The Hunt for Red October is a favorite of Mrs. Mosley's, and I started thinking about one of her favorite scenes as I read the news this morning. The conversation takes place between Captain Borodin (Sam Neil) and Captain Ramius (Sean Connery) as they discuss what their lives will be like when they defect to the United States.
Borodin: "I will live in Montana. And I will marry a round American woman and raise rabbits, and she will cook them for me. And I will have a pickup truck... maybe even a 'recreational vehicle.' And drive from state to state. Do they let you do that?"

Ramius: "I suppose."

Borodin: "No papers?"

Ramius: "No papers, state to state."

Borodin: "Well then, in winter I will live in... Arizona. Actually, I think I will need two wives."

Ramius: "Oh, at least."
Borodin, I've got good news and bad news for ya. The bad news is that, if you winter Arizona, you're probably gonna need papers. The good news is that, the way things are going in the courts in that neck of the woods, you still might be able to swing the two wives.

Sunday, August 01, 2010

Samuel L. Jackson Quote of the Month: August 2010

It's gotta be nice for an actor to be a point in their career where a brief cameo in a film will immediately put a smile on the audience's collective face. And with this introductory sentence, you would think I'm speaking of 2008's Iron Man, but you'd be wrong. No, I'm speaking of the Samuel L. Jackson end-of-movie surprise cameo ten years previous to that.
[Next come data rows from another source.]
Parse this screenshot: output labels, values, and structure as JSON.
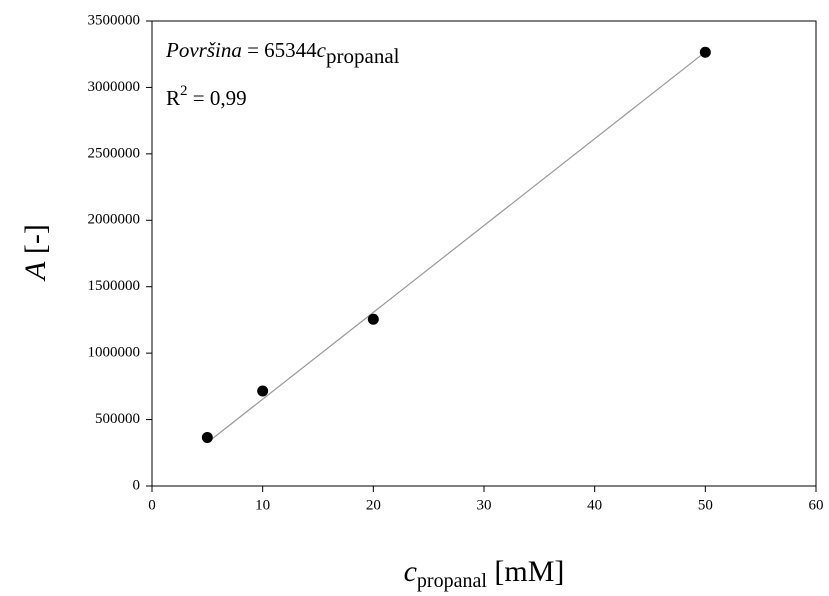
{
  "chart_data": {
    "type": "scatter",
    "x": [
      5,
      10,
      20,
      50
    ],
    "series": [
      {
        "color": "#000000",
        "values": [
          365000,
          715000,
          1255000,
          3265000
        ]
      }
    ],
    "fit_line": {
      "x": [
        5,
        50
      ],
      "values": [
        326720,
        3267200
      ],
      "color": "#999999"
    },
    "annotations": [
      [
        "Površina",
        " = 65344",
        "c",
        "propanal"
      ],
      [
        "R",
        "2",
        " = 0,99"
      ]
    ],
    "xlabel": [
      "c",
      "propanal",
      " [mM]"
    ],
    "ylabel": [
      "A",
      " [-]"
    ],
    "xlim": [
      0,
      60
    ],
    "xticks": [
      0,
      10,
      20,
      30,
      40,
      50,
      60
    ],
    "ylim": [
      0,
      3500000
    ],
    "yticks": [
      0,
      500000,
      1000000,
      1500000,
      2000000,
      2500000,
      3000000,
      3500000
    ]
  }
}
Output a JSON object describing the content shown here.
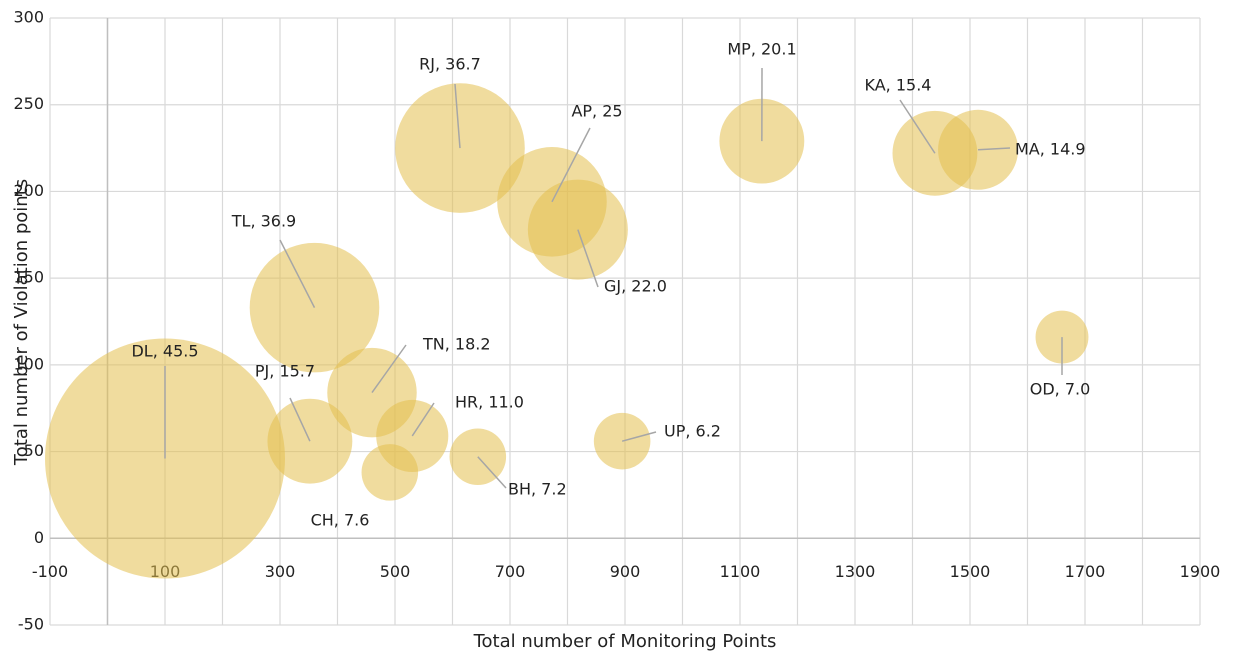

At the end of 1998's Out Of Sight, George Clooney's character Jack Foley finds himself (SPOILER!) in the back of a prison van with a cool looking guy named Hejira (Played by an uncredited Samuel L. Jackson). What results is an awesome scene to top off an awesome movie:
Jack Foley: "What kind of name is Hejira?"

Hejira: "It's Islamic."

Jack Foley: "What's it mean?"

Hejira: "The Hejira was Mohammed's flight from Mecca in 632. Brothers in Leavenworth gave me that name."

Jack Foley: "You were in Leavenworth?"

Hejira: "For a time."

Jack Foley: "What's that mean?"

Hejira: "Means, when the time came, I left."

Jack Foley: "You broke out?"

Hejira: "I prefer to think of it as an exodus from an undesirable place."